6. In “multicultural” cities and agglomerations: foster the possibility for different cultural groups to land and to make their own “nest”. They can bring new life into the “old” threes of our societies. They prepare the way to a larger and broader future for our own societies. They can take advantage of our cultural traditions.
7. A painful reality, hidden behind the well-mannered façade of our “multicultural” cities and agglomerations”: rootless persons and communities, who lost their own roots and do not succeed in making a new “nest”.
8. Civil authorities should be honoured and sustained in their efforts to keep the three of “local identity” healthy and stable. Hospitality can only be given in so far as the three remains firm and upright. We should try to understand why people and authorities in our major cities become worried about opening the doors too large and too easily.

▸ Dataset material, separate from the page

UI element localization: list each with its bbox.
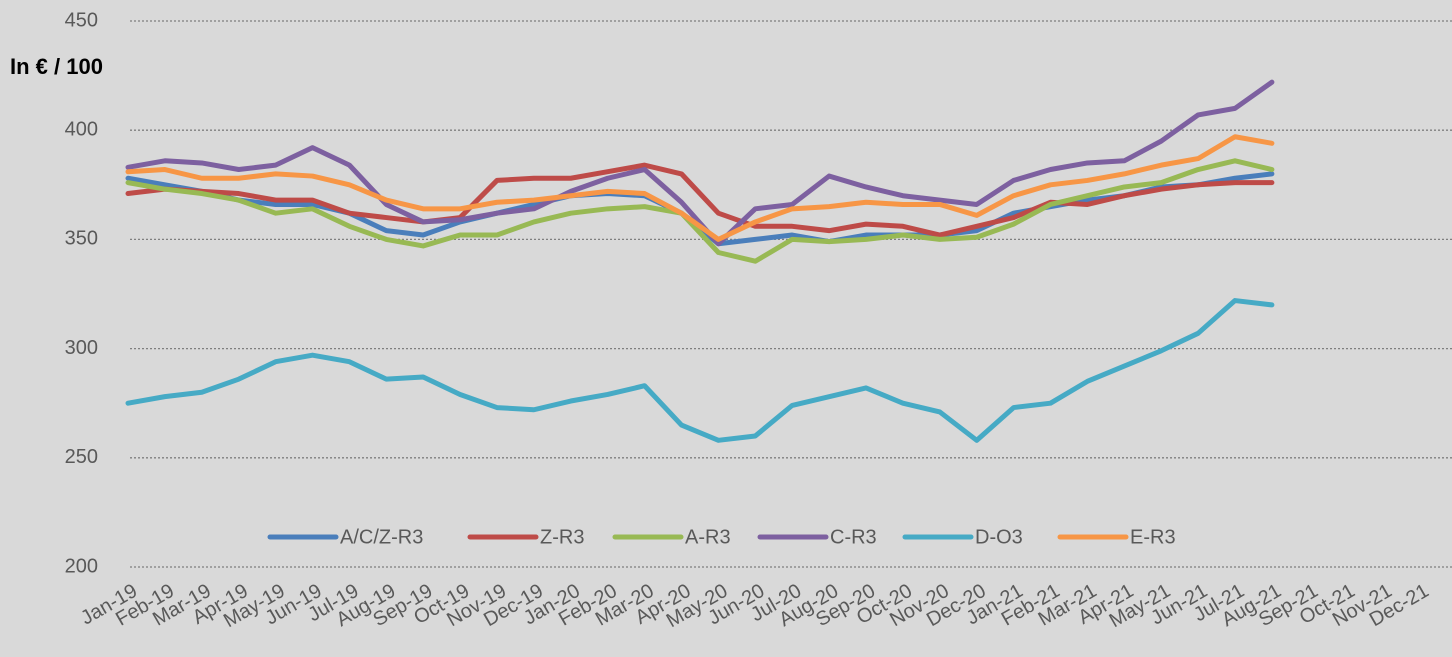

9. Persons and groups of different cultural belongings should be sustained not only in “making a nest” but also in taking care of the three by which they are hosted. Hospitality and responsibility should go together.
10. Though hospitality is not intrinsically conditioned by reciprocity, it normally implies a similar invitation by the one who has been received. Hospitality receives its fulfilment in reciprocity (at least intentionally).